I put all of the brass components together first, and deconstructed it piece by piece in order to run wiring through. It reduced the number of things I had to figure out as I was wiring. Here you can see all of the parts required to run wiring, in sequence. I was unsure how much excess wire there was, so I was also running the entire length of wire through all parts before cutting, rather than cutting wire to length with an allowance for each arm. This was unnecessary; I would recommend cutting the wires to length, plus a couple extra inches at each end. Save time!

The one area of difficulty in wiring came with the arm with the greatest number of sockets. Where all of the arms come together, you have to run 6 wires through a narrow piece of brass pipe (my buddy Chau did not order the recommended wires, which are quite slender, and went with standard from HD; it was not possible to slip them through). With the slender wires, it's doable, but will take some futzing:

Once I wired all of the arms and screwed all parts together, all that was left to do was twist and cap all of the black wires and twist and cap all of the white wires in the cluster body. Simple stuff! It looks like a hot mess, but observe -- arrange carefully, and screw the lid on. Piece of cake:

The external wiring is so standard and easy, it's intuitive. Et voila!

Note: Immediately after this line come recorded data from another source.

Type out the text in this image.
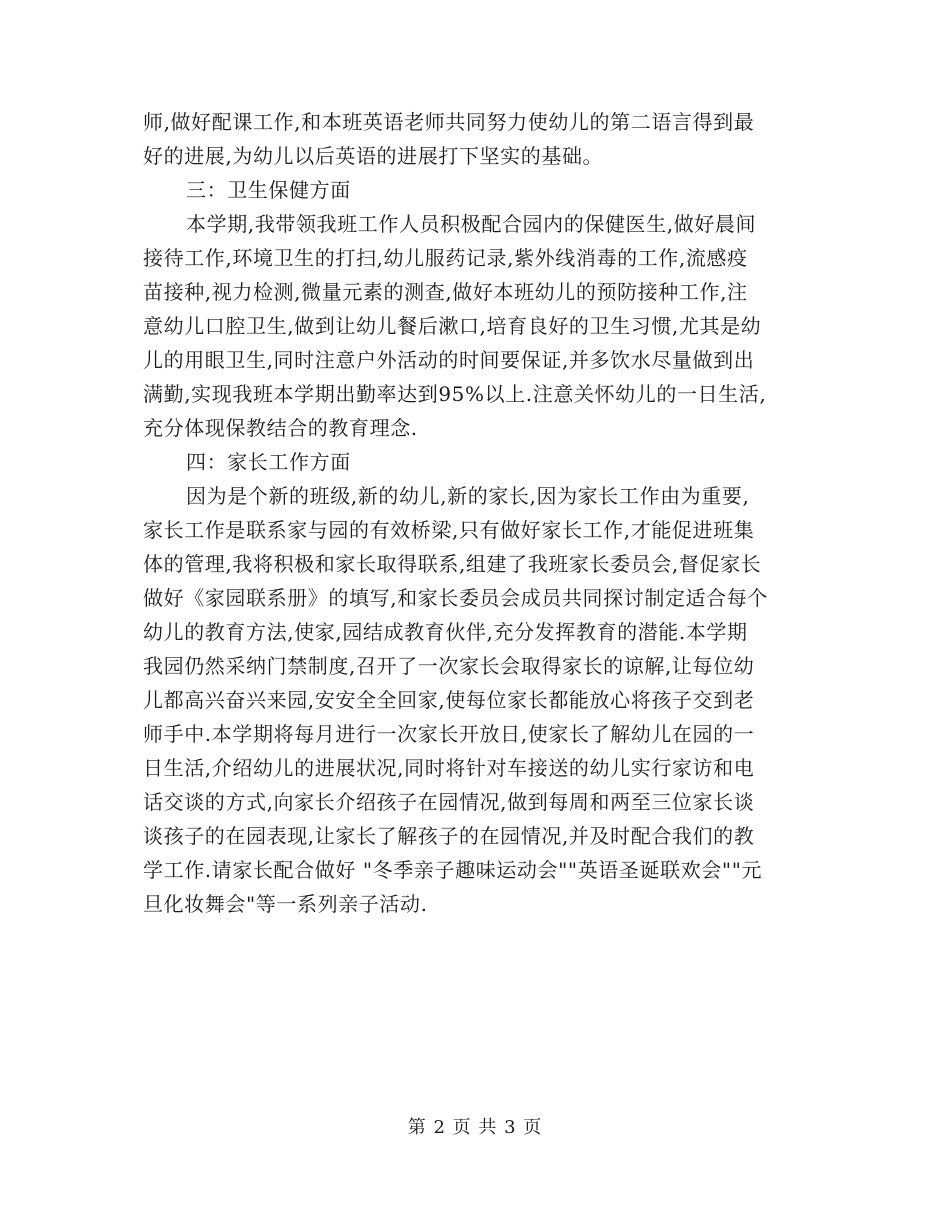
师,做好配课工作,和本班英语老师共同努力使幼儿的第二语言得到最
好的进展,为幼儿以后英语的进展打下坚实的基础。
三：卫生保健方面
本学期,我带领我班工作人员积极配合园内的保健医生,做好晨间
接待工作,环境卫生的打扫,幼儿服药记录,紫外线消毒的工作,流感疫
苗接种,视力检测,微量元素的测查,做好本班幼儿的预防接种工作,注
意幼儿口腔卫生,做到让幼儿餐后漱口,培育良好的卫生习惯,尤其是幼
儿的用眼卫生,同时注意户外活动的时间要保证,并多饮水尽量做到出
满勤,实现我班本学期出勤率达到95%以上.注意关怀幼儿的一日生活,
充分体现保教结合的教育理念.
四：家长工作方面
因为是个新的班级,新的幼儿,新的家长,因为家长工作由为重要,
家长工作是联系家与园的有效桥梁,只有做好家长工作,才能促进班集
体的管理,我将积极和家长取得联系,组建了我班家长委员会,督促家长
做好《家园联系册》的填写,和家长委员会成员共同探讨制定适合每个
幼儿的教育方法,使家,园结成教育伙伴,充分发挥教育的潜能.本学期
我园仍然采纳门禁制度,召开了一次家长会取得家长的谅解,让每位幼
儿都高兴奋兴来园,安安全全回家,使每位家长都能放心将孩子交到老
师手中.本学期将每月进行一次家长开放日,使家长了解幼儿在园的一
日生活,介绍幼儿的进展状况,同时将针对车接送的幼儿实行家访和电
话交谈的方式,向家长介绍孩子在园情况,做到每周和两至三位家长谈
谈孩子的在园表现,让家长了解孩子的在园情况,并及时配合我们的教
学工作.请家长配合做好 "冬季亲子趣味运动会""英语圣诞联欢会""元
旦化妆舞会"等一系列亲子活动.
第 2 页 共 3 页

I completely love it. LoveLOVElove it.

However, in the interest of improving all things, if I were to build it again, I would do a few things differently. There is one component that is only available in chrome (part H, coupling bodies), which I find distracting if I think about it. Steven thinks I'm being silly, which means most likely I'm being silly and it's no big deal. I'm pretty sure no one else sees it:

And I wish I'd gone with different exposed cording. The gold rayon wrapped stuff looks fine, but I wish I'd thought to order something like 2-conductor 18-gauge BLACK twisted COTTON wire from Sundial Wire. In the future, I may make this little upgrade.



Great job - I didn't end up using the couplers and I don't miss those little caps either. I have one exposed hole on the bottom...no one even notices.

Since mine was hardwired I didn't use the cord, but there are still some funkiness happening with how it connects to the ceiling that I would one day like to resolve.

Problem is, now its so BRIGHT in my little dining room guests complain. I need to rig a dimmer.

Why can't any project just go smoothly and be perfect!

Anonymous said...

they have brass couplers - not just the nickel plate ones at Grandbrass. What guage wire did you use?